In Mill Hollow we have the famous Ozarka Spring, the only Eureka Springs water that is commercialized. It is shipped in glass or enamel-lined railway cars to many cities in the mid-west. Ozarka is a liquid treasure from nature’s vast laboratory. Other springs in the vicinity are Little Ozarka, Minnehaha with its Indian legend, and the Bancroft Springs.

Magnetic Spring is one of the most popular springs in the city. The water was once thought to be radio-active and old-timers claimed it would magnetize a knife blade. It is a popular place for picnickers and the city has provided a shelter-house with tables, barbecue pit and other facilities. Magnetic Hollow has other springs such as Mystic, which flows from a picturesque cliff, and Bell Spring which makes a musical sound like the tinkling of a bell. An iron and sulphur spring was once located near the railway depot, but is not now flowing.

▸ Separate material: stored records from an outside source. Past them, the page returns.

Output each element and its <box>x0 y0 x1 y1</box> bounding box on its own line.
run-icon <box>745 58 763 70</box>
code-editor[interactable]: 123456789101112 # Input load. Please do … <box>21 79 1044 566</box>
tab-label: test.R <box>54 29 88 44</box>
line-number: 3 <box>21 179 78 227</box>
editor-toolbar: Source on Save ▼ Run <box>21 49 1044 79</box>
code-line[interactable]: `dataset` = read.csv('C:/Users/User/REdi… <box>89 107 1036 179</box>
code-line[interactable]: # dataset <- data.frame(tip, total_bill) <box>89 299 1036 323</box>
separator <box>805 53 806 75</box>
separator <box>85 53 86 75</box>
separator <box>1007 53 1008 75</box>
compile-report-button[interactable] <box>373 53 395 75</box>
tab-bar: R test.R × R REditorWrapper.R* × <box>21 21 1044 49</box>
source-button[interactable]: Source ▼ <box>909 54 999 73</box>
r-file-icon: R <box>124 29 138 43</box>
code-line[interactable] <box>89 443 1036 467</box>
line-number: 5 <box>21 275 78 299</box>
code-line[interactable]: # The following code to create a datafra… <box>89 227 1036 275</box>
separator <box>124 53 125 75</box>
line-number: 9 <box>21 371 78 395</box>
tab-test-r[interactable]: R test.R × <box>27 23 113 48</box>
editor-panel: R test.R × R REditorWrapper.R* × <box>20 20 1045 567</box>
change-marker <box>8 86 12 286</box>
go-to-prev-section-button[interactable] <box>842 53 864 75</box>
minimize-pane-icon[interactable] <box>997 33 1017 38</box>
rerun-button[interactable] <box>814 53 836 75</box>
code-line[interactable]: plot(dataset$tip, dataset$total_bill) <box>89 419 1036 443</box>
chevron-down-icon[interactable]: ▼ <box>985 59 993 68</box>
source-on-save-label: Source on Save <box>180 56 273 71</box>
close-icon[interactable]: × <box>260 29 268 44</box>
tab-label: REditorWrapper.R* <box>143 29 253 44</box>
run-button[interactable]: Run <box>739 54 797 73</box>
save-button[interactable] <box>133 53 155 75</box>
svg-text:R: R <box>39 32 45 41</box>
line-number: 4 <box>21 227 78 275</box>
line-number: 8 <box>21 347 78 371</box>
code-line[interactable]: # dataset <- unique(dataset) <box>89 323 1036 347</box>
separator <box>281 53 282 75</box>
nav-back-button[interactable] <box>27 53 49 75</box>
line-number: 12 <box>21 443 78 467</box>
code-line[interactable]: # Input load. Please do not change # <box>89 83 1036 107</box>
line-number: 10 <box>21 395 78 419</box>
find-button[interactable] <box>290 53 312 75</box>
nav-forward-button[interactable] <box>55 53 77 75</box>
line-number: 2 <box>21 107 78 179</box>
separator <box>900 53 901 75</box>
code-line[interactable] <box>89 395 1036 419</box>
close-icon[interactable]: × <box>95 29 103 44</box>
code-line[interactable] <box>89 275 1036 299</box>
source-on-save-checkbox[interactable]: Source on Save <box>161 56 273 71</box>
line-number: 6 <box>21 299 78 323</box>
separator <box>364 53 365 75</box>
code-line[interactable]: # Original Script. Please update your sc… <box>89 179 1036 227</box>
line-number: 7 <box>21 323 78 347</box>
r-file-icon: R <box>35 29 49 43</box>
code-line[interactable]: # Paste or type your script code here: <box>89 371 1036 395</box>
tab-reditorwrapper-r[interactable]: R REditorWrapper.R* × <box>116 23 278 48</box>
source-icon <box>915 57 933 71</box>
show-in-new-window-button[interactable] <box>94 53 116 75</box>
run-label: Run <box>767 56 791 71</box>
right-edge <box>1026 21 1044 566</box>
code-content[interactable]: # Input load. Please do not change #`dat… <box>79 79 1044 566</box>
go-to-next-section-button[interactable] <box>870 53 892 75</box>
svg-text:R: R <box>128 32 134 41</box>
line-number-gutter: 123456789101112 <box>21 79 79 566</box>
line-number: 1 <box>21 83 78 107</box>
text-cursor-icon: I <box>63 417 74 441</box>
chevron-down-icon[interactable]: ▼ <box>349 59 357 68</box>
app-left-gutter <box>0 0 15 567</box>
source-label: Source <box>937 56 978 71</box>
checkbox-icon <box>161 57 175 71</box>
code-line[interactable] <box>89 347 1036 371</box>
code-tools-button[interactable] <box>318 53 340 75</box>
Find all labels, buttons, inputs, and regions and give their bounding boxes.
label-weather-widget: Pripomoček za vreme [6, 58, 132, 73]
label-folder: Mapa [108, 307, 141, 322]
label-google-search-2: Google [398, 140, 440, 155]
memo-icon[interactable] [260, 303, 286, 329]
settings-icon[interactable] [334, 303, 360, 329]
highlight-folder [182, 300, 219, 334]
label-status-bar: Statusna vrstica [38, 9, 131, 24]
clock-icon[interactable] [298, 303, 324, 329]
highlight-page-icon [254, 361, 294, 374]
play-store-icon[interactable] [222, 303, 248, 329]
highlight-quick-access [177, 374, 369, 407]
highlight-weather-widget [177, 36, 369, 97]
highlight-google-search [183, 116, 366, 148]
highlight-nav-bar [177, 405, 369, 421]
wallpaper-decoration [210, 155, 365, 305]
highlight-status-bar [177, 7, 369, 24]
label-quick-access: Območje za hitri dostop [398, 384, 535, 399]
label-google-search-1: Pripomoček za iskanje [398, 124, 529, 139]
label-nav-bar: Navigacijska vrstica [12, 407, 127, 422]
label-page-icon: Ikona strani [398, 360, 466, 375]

To the west and south of the city, within walking distance, are the famous Oil and Johnson springs and sixteen springs that feed the city lake that supplies the municipal water system. A bathhouse once stood under the cliff between Johnson and Oil Springs. The oil spring is peculiar in that the waters have an oleaginous feeling when rubbed between the hands. It was once considered beneficial in diseases of the scalp.

Lion Spring flows from the cliff near the back door of the home of Mr. and Mrs. Everett Wheeler, publishers of the Eureka Springs Times-Echo. For many years the Lion Spring Hotel, operated by “Mother” Belden, was located on this site. A stone Lion’s head is set up as a dispensary and the water flows through its mouth. This spring once supplied a stream of water for Dr. Alvah Jackson’s primitive bathhouse in the rock shelter fifty feet below. A wash-tub was secured from a sugar camp on Keel’s Creek and this, with half-a-dozen canteens, constituted the outfit of the first water-cure establishment in this part of the state.

Calip Spring is on South Main Street near the Elk’s Club. It supplied the community watering trough in the early days of the town. Fishermen now use this trough as a depository for minnows. Gadd Spring is farther north on Main Street and is housed in a rock edifice made from crystal and other odd-shaped rocks.

In regard to the springs at Eureka, L. J. Kolklosh wrote in 1881:

“No other springs in the world have had so many cures and such a reputation in so short a time as the Eureka Springs of Arkansas. History does not record an equal.... Eureka had made a name that has been heard throughout Christendom.”